A pharmacist by training with a PhD in computational toxicology interested in artificial intelligence and personalised medicine.

Connecting

  1. What motivated you to apply for GSoC with PyMC?

There were three main reasons: the topic of time-series, the mentors and the supportive community of developers, and the opportunity to have personal contributions to expand the use and the applicability domain of the PyMC.
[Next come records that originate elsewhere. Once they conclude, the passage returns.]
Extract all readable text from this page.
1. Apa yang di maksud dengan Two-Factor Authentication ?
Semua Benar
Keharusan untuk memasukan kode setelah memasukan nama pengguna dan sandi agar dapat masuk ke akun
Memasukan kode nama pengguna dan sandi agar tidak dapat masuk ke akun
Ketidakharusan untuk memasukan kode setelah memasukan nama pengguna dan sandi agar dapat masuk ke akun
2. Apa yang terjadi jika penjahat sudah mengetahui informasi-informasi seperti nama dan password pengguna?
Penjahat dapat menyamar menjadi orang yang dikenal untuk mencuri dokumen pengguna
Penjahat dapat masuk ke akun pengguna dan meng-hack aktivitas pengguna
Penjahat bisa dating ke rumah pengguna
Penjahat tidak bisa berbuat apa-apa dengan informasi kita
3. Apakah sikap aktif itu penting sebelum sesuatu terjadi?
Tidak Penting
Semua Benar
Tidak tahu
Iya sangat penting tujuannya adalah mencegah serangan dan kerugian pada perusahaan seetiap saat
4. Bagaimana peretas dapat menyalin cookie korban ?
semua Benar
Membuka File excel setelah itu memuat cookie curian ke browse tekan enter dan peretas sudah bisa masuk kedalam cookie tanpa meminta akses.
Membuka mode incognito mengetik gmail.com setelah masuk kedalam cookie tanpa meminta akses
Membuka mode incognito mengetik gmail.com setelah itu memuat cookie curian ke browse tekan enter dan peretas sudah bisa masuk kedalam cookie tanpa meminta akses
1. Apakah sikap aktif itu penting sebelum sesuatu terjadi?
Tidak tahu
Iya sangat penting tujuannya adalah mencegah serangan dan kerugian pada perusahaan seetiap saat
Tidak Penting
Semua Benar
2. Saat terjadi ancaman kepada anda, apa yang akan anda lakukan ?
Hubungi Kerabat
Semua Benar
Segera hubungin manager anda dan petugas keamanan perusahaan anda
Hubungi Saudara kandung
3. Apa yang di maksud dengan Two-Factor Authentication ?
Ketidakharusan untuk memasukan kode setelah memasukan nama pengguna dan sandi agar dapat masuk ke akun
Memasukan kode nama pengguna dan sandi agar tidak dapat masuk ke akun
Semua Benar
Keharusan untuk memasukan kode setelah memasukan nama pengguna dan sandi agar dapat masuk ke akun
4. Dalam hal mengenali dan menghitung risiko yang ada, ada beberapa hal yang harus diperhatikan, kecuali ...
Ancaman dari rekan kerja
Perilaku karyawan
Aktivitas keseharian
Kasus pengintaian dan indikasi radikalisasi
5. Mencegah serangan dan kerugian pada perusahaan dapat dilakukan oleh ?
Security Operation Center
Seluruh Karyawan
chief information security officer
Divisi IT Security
  1. Why did you choose your specific project topic?

The topic of time series is quite neglected in the field of drug discovery, e.g., preclinical studies and clinical trials. Thus, the motivation was to learn more about time series analysis and state space models including the Kalman filter, but also, how implementation works and showcase how PyMC can be used to model temporal data.

  1. How did you get involved in open source software?

My first commit was during my PhD and I wanted it to not remain the only one! :) GSoC seems to be the perfect way for me to get involved in open source software and grasp what it actually is and hopefully, continue as a contributor to PyMC.

  1. What are you expecting or hoping to get out of your GSoC experience?

Improve and learn software engineering skills from implementations to testing, meet other scientists and developers interested in the topic of time-series, and ideally, solve at least one problem in chemical safety assessment using PyMC.

  1. What are your career goals? How do you see the GSoC program moving you towards them?

GSoC through PyMC will contribute to forming a solid foundation in probabilistic programming and modelling. These skills will also allow me to develop models that ultimately, will benefit the patients that is an aspiration of mine.